The Potential is Growing for a New Poker Boom
The poker boom of the early 2000s was a crazy time in American entertainment. To recap, it more or less all began when a regular dude named Chris Moneymaker played his way into the World Series of Poker and wound up becoming millionaire on television. Moneymaker was the sort of dream come true no one had ever witnessed before in poker, and he went on to enjoy a sustained professional career. Now, as a piece on Moneymaker at the Hamlet Hub revealed last year, he’s a big enough name that he’s playing celebrity poker events!
At the time though, Moneymaker’s win seemed to be the final push a lot of Americans needed to take an interest in poker. Factors like the cult popularity of the poker film Rounders, as well as the WSOP being televised in the first place, had already gotten people to the door; Moneymaker pushed them through. From that point forward, countless fans began to try their own luck at online poker, and to watch pro tournaments on a regular basis. This, in effect, was what we now call the poker boom.
Unfortunately, it all came to an abrupt halt. In 2006, the U.S. government effectively banned most online poker opportunities. In the years to follow, some of the biggest stars of the pro poker circuit wound up in troubling lawsuits that robbed the sport (so to speak) of some of its shine. Chris “Jesus” Ferguson essentially left pro poker disgraced, and Phil Ivey — arguably the best player of the era — got in trouble over some non-poker activity in London. According to The Guardian, Ivey lost a case concerning some £7.7 million (about $5.4 million). Even if it didn’t have to do with his pro poker activity, it wasn’t a great look for poker.
Now, however, there appears to be some growing potential of a second poker boom in the United States. It might never be like it was in the early 2000s, when there was just something so novel about high-stakes poker to most of us. But the game is in position to rebound in a way many would never have predicted even a couple years ago.
One reason for this, oddly enough, is that the pandemic boosted poker interest.

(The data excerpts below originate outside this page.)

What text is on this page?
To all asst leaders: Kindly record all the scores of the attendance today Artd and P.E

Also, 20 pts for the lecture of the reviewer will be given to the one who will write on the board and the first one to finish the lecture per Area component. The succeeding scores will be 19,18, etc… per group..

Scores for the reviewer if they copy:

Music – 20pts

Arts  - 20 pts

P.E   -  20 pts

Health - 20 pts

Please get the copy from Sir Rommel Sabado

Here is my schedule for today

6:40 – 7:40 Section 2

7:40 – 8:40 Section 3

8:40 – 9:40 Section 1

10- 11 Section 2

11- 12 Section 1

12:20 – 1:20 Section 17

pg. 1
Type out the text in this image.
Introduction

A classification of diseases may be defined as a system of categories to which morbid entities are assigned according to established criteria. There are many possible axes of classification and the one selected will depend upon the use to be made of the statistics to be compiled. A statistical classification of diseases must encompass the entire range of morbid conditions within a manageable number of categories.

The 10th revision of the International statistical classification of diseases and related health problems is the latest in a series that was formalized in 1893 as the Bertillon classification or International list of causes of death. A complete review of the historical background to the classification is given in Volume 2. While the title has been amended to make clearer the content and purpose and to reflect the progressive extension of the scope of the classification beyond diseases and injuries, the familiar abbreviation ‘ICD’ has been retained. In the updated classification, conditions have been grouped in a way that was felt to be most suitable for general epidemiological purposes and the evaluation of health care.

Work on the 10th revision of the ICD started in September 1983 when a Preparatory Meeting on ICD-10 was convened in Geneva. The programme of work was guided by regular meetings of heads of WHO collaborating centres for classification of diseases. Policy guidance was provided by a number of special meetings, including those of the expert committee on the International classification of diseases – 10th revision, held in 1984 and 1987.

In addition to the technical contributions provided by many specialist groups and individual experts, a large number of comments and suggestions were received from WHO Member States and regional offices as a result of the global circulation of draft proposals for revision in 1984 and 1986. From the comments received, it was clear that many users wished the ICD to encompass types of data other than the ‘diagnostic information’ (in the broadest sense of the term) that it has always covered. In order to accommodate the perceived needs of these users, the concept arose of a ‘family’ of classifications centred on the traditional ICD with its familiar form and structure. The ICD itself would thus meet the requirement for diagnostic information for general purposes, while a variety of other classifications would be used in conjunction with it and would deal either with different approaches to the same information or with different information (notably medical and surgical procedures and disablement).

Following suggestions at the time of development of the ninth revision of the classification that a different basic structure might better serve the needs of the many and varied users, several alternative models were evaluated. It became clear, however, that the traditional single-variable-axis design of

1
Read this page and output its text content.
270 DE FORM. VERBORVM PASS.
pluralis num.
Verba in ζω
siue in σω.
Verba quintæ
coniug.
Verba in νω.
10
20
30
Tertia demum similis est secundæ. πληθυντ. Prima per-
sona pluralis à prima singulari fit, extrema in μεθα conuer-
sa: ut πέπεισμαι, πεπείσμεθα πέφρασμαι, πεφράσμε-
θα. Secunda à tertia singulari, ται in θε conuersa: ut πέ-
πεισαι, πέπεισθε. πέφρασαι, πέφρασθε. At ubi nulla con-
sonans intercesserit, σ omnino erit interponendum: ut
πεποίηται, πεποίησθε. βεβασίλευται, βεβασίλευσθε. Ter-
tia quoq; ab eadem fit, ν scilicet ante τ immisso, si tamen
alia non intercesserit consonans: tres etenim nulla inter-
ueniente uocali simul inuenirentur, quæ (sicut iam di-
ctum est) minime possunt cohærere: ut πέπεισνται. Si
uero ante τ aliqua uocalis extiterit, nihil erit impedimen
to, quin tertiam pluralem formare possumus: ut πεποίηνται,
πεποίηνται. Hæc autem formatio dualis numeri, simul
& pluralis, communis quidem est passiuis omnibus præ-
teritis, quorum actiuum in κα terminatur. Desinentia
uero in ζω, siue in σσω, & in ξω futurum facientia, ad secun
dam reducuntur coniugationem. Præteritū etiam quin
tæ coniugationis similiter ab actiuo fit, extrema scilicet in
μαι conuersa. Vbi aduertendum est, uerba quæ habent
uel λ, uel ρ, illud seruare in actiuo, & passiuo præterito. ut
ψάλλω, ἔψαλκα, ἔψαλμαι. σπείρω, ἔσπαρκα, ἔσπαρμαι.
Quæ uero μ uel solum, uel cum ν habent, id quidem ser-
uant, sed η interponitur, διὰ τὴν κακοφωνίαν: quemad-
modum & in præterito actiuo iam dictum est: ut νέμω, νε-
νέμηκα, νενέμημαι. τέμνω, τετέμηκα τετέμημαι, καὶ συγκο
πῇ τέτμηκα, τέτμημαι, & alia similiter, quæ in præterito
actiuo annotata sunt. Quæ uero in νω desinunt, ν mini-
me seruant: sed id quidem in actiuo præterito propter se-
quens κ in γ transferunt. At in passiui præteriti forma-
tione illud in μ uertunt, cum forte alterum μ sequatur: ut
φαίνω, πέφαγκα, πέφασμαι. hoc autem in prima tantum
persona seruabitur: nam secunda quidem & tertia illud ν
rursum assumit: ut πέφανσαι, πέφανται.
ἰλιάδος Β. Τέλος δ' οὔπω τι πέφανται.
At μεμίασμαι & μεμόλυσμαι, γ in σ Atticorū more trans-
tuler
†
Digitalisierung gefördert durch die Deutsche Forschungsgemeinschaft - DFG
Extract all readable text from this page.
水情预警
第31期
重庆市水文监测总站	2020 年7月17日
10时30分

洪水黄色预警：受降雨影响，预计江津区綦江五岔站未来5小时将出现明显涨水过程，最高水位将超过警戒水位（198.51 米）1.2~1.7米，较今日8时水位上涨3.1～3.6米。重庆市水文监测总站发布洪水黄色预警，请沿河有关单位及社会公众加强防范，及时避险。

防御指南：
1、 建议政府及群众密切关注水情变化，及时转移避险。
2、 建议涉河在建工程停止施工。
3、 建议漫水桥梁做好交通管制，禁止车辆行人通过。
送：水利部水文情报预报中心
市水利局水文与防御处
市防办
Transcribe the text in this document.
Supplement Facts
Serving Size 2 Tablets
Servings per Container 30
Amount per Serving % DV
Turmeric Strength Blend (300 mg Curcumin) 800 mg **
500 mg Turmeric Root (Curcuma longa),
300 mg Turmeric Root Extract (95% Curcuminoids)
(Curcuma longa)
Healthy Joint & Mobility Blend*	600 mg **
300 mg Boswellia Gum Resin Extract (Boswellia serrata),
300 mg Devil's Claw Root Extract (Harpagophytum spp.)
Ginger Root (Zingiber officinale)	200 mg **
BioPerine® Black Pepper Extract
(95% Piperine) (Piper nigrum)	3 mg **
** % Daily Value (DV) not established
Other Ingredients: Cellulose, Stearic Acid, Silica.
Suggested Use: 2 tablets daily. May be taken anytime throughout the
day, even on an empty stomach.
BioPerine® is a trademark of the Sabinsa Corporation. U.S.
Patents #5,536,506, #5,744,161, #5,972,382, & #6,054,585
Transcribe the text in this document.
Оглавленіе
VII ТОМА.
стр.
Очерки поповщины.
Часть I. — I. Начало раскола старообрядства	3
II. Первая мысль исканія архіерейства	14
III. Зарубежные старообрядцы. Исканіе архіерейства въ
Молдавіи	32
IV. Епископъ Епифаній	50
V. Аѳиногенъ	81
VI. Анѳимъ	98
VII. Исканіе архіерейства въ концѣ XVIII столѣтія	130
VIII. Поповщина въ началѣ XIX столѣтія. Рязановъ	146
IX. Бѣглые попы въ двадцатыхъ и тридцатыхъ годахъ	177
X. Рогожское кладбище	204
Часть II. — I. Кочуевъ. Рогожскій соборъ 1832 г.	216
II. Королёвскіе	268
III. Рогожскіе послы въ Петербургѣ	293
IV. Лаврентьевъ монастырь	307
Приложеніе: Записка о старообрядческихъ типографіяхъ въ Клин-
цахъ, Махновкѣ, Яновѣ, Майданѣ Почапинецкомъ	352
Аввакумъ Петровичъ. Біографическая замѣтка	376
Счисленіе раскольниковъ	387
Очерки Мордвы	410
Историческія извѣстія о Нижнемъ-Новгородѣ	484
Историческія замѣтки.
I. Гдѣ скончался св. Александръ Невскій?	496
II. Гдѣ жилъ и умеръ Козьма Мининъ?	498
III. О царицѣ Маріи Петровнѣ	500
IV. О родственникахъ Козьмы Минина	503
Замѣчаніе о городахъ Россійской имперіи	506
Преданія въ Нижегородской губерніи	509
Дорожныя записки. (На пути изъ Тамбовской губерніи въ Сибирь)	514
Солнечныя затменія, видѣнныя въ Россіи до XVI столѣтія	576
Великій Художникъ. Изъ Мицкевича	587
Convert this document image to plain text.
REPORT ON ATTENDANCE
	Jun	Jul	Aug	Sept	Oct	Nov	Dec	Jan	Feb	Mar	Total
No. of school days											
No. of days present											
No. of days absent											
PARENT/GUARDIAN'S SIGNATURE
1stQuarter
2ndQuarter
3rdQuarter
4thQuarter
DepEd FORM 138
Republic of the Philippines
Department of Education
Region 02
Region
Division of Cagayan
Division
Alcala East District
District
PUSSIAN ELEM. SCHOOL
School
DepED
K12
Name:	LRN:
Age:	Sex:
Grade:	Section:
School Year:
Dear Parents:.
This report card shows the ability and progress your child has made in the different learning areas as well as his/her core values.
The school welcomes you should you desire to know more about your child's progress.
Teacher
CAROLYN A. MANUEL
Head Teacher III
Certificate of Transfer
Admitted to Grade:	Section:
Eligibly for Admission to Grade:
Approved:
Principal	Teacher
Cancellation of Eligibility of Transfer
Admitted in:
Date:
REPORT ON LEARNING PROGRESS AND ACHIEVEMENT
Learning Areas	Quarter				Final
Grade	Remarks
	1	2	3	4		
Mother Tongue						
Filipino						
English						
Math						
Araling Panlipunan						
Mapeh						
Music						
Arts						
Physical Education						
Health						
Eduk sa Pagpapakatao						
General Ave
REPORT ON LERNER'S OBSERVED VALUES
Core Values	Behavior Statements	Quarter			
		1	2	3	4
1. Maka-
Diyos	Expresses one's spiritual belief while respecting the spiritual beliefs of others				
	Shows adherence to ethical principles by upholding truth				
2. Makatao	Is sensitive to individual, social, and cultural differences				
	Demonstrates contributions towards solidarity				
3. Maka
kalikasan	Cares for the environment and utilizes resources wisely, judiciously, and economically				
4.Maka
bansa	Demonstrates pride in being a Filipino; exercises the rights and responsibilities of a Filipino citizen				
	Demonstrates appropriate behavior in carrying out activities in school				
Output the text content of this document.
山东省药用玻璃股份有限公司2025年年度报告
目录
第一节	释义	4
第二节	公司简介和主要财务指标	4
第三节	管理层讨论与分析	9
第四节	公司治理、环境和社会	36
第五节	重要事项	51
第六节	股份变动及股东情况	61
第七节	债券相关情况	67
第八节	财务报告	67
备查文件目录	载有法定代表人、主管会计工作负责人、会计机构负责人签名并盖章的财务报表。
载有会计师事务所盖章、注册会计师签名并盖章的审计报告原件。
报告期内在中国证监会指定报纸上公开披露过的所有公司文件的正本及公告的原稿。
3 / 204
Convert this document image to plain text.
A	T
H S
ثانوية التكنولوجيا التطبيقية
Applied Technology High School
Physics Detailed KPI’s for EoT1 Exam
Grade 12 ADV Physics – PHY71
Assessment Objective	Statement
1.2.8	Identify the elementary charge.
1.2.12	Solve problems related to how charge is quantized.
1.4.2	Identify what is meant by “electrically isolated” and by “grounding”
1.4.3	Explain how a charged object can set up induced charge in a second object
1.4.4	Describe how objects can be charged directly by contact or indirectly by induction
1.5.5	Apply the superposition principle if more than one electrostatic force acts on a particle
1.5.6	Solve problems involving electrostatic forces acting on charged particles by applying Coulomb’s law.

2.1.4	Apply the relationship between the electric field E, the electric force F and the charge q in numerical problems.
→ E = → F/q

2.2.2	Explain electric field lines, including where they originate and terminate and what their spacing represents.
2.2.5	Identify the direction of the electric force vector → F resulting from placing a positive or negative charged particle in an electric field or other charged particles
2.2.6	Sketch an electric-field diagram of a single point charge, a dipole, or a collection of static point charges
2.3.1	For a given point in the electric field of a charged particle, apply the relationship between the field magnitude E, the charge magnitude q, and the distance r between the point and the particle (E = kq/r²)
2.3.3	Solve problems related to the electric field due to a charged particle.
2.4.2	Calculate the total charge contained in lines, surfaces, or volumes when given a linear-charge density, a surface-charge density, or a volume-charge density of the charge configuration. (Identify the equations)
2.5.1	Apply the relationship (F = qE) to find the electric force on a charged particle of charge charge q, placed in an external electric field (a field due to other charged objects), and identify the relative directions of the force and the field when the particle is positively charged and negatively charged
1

There have been many article written by this point concerning clear increases in online poker activity as people have been spending more time in isolation. This could first and foremost serve as a lasting rekindling of people’s interest in playing poker themselves. But it has also primed people to once again take an interest in watching the game at the pro level. It’s always more fun to watch when you’re doing some playing on your own, and pro poker tournaments are coming back pretty quickly from the pandemic. The live tournament round-up on Poker.org, shows that we should actually expect to see several major events later in the year. It won’t be a surprise, given the measurable leap in poker interest, to see some of those events getting boom-esque ratings.
Alongside all of this, it has to be mentioned that betting activity is also on the rise in the U.S., even if that rise is slow. As was argued in our call to ‘Legalize Sports Activities Making’ last year, the numbers clearly indicate that Americans are already finding ways to game and gamble when they want to. And some state governments are beginning to notice that this is robbing their own treasures of lucrative tax revenue. Numerous states have begun to allow sports betting practices, and a handful have progressed to regulated online poker as well — enjoying significant tax profits in the process. There may well be a domino effect leading to more widespread legalization, which means that just as Americans are showings signs of renewed interest in poker, they may be presented with more opportunities to play safely.
Once again, none of this means that we’ll be seeing a repeat of the early-2000s enthusiasm. But the foundation has been laid for a second poker boom, and some might argue that it has already subtly begun.